Two of America’s largest Wall Street banks are deeply implicated in the rigging, JPMorgan Chase and Citigroup. According to prosecutors in the Canadian Competition Bureau, in an affidavit submitted to the Ontario Superior Court, it “became aware of this matter after one of the Participant Banks in the Alleged Offences (the ‘Cooperating Party’) approached the Bureau pursuant to the Immunity Program.” That unnamed party continues to cooperate with the authorities in Canada.
According to the prosecutors’ affidavit, a trader working for the whistleblowing firm “had communications with two IRD [interest rate derivatives] traders at JPMorgan regarding its Yen Libor submissions. Trader A communicated his trading positions, his desire for a certain movement in Yen Libor and gave instructions for them to get JPMorgan to make Yen Libor submissions consistent with his wishes. Trader A also asked if the IRD traders at JPMorgan required certain Yen Libor submissions to aid their trading positions. The JPMorgan IRD traders acknowledged these requests and said they would act on them. On another occasion one of the JPMorgan IRD traders asked Trader A for a certain Yen Libor submission, which Trader A agreed to help with. Trader A admitted to an IRD Trader at RBS that he colluded with IRD traders at JPMorgan.” The affidavit provides two names of traders at JPMorgan that prosecutors believe were involved in the scam.
Similar allegations are listed for Citigroup/Citibank but the trader is not named. It does say, however, that he is believed to have previously worked for the whistleblowing bank.
Canadian prosecutors have also made it clear that they are looking at far more than just rigging the Libor index. The affidavit states they are investigating whether the banks “conspired to prevent or lessen, unduly, competition in the purchase, sale, or supply of interest rate derivatives from 2007 to March 11, 2010…”
The other banks being investigated by Canadian authorities are HSBC, Royal Bank of Scotland Group (RBS), Deutsche Bank AG, and two cash brokers, ICAP Plc and RP Martin Holdings Limited. Canadian prosecutors have placed some information under seal with the court, including the name of the cooperating bank. The affidavit calls the allegations an international conspiracy.

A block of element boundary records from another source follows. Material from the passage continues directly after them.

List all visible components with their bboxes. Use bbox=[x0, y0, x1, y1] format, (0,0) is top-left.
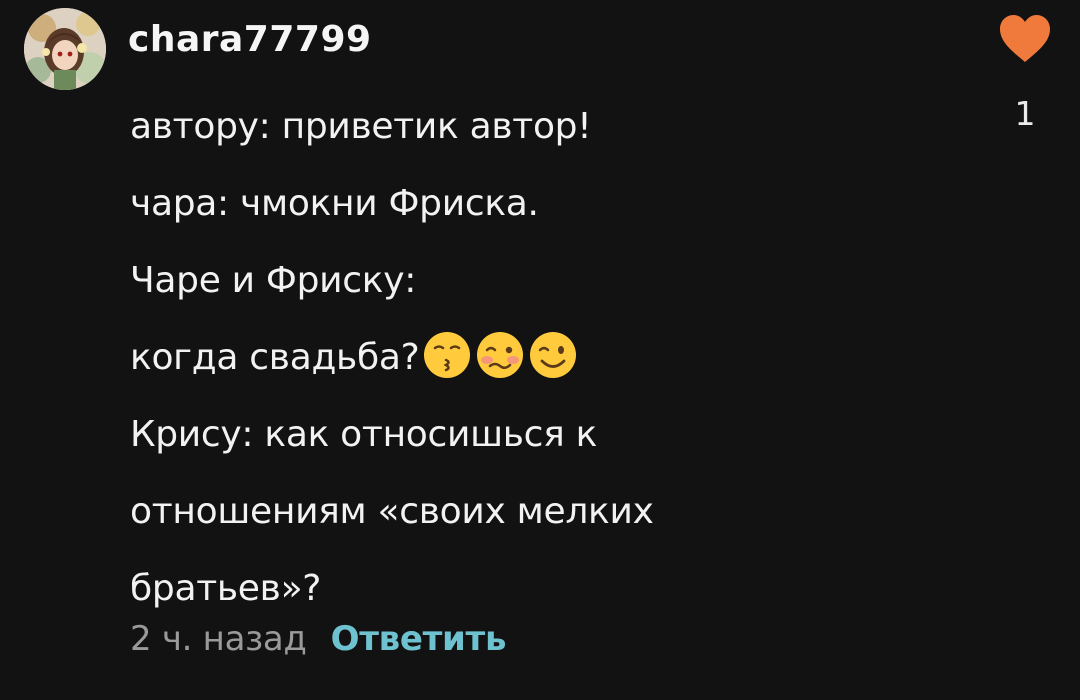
comment-line-with-emoji: когда свадьба? bbox=[130, 319, 654, 396]
comment-body: автору: приветик автор! чара: чмокни Фри… bbox=[130, 88, 654, 627]
comment-line-text: когда свадьба? bbox=[130, 337, 420, 378]
avatar[interactable] bbox=[24, 8, 106, 90]
username[interactable]: chara77799 bbox=[128, 16, 372, 64]
heart-icon[interactable] bbox=[998, 14, 1052, 64]
reply-button[interactable]: Ответить bbox=[331, 619, 507, 659]
timestamp: 2 ч. назад bbox=[130, 619, 307, 659]
kissing-face-emoji bbox=[424, 332, 471, 378]
like-count: 1 bbox=[1014, 94, 1036, 133]
comment-line: Крису: как относишься к bbox=[130, 414, 598, 455]
avatar-image bbox=[24, 8, 106, 90]
like-group: 1 bbox=[990, 14, 1060, 134]
comment-line: отношениям «своих мелких bbox=[130, 491, 654, 532]
comment-line: чара: чмокни Фриска. bbox=[130, 183, 539, 224]
comment-line: автору: приветик автор! bbox=[130, 106, 592, 147]
comment-item: chara77799 1 автору: приветик автор! чар… bbox=[0, 0, 1080, 700]
winking-face-emoji bbox=[530, 332, 577, 378]
comment-line: Чаре и Фриску: bbox=[130, 260, 417, 301]
comment-footer: 2 ч. назад Ответить bbox=[130, 612, 506, 666]
woozy-face-emoji bbox=[477, 332, 524, 378]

The court affidavit is signed by Brian Elliott, a lawyer in the Canadian Competition Bureau. Elliott has a law degree from the University of British Columbia with a Bachelor of Arts Honors degree from the University of Saskatchewan with a major in economics. He also holds a Bachelor of Commerce degree from the University of Saskatchewan with a major in finance, including coursework in derivative securities and international finance. That might explain why the Canadian prosecutors have moved much more rapidly than the U.S. Department of Justice.
According to testimony yesterday by Gary Gensler, Chair of the CFTC, before the Senate Agriculture Committee, the U.S. Department of Justice opened their case in 2010. Gensler said the CFTC opened their case in April 2008. To date, no U.S. firm or employee of any U.S. firm has been charged with regard to Libor.